The small G protein, RAS, transduces signals from receptor tyrosine kinases at the plasma membrane to the interior of the cell, mediating cell proliferation, differentiation, apoptosis and senescence. Guanine nucleotide exchange factors (GEFs) and GTPase activating proteins (GAPs) tightly regulate RAS activation. Dysregulation of this process through activating mutations in RAS is responsible for 16% of all human tumors. Prior research has focused on regulation of RAS activity by GEFs and GAPs, but recently scientists have begun to uncover a role for posttranslational modifications in RAS regulation. In Chapter Two we describe the identification of a novel ABL tyrosine phosphorylation site on RAS (RAS-Y137) that allosterically regulates RAS activation and effector binding. Furthermore, phosphorylation at this site is significantly enhanced by overexpression of the RAS effector RIN1, which binds to and activates its effector ABL. This suggests that RAS-stimulated RIN1 can drive ABL-mediated RAS modification and regulation in a novel feedback circuit.
In response to activation by RAS binding, RIN1 signals through two downstream effectors - the small GTPase RAB5 and the non-receptor tyrosine kinase ABL - and mediates endocytosis and cytoskeleton remodeling. Consistent with this role, RIN1 localizes to the cytoplasm and can be recruited to the plasma membrane by activated RAS. However, previous studies have sporadically reported nuclear localization of RIN1. Chapter Three describes the novel cell-cycle dependent nuclear localization of RIN1. RIN1 nuclear localization peaks in G2 phase, and is regulated by three nuclear localization sequences and three serine residues. Multidimensional protein identification technology (MudPIT) analysis found that during G2 phase nuclear RIN1 binds to chaperones, nucleic acid binding proteins and ribonucleoproteins. These data suggest a novel pathway by which this RAS effector influences signal transduction from the plasma membrane to the nucleus.
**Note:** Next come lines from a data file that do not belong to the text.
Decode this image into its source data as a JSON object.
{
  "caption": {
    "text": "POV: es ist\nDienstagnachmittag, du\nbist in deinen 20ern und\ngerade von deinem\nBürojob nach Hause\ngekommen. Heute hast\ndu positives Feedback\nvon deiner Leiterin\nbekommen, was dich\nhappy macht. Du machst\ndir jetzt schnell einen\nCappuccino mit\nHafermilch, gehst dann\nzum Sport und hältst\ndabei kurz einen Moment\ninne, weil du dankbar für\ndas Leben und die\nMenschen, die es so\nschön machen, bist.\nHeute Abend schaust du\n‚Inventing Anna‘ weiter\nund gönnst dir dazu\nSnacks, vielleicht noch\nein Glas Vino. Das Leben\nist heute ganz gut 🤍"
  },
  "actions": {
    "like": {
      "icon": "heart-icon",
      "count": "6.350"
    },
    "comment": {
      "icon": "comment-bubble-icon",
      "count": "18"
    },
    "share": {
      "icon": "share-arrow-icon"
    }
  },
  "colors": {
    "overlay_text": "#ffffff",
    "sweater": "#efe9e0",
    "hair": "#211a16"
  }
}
RIN1 binding to its effector ABL relieves ABL autoinhibition and stimulates its kinase activity. Importantly, RIN1 also binds to the leukemogenic fusion protein, BCR-ABL1. Although BCR-ABL1 is considered to be constitutively active, previous work in the lab has demonstrated that RIN1 enhances BCR-ABL1 kinase activity and accelerates BCR-ABL1- induced leukemias in mice. We extend these studies in Chapter Four, examining the requirement for RIN1 in BCR-ABL1 leukemias. We demonstrate that RIN1 is required for BCR-ABL1 bone marrow transformation ex vivo and that RIN1 silencing sensitizes drug-resistant cells to the tyrosine kinase inhibitor imatinib. However, we found that RIN1 is not required for BCR-ABL1- induced leukemias in mice, suggesting that while BCR-ABL1 remains responsive to RIN1, this interaction is not required for leukemogensis.
That RIN1 silencing increases sensitivity to the ABL kinase inhibitor imatinib, even in drug-resistant cells, suggested that small molecule inhibitors of the RIN1::BCR-ABL1 interaction might be an effective therapy in combination with existing kinase active site-directed inhibitors. Chapter Five describes the design and implementation of a TR-FRET-based high throughput screen to identify inhibitors of this protein-protein interaction, as well as the identification of two lead scaffolds.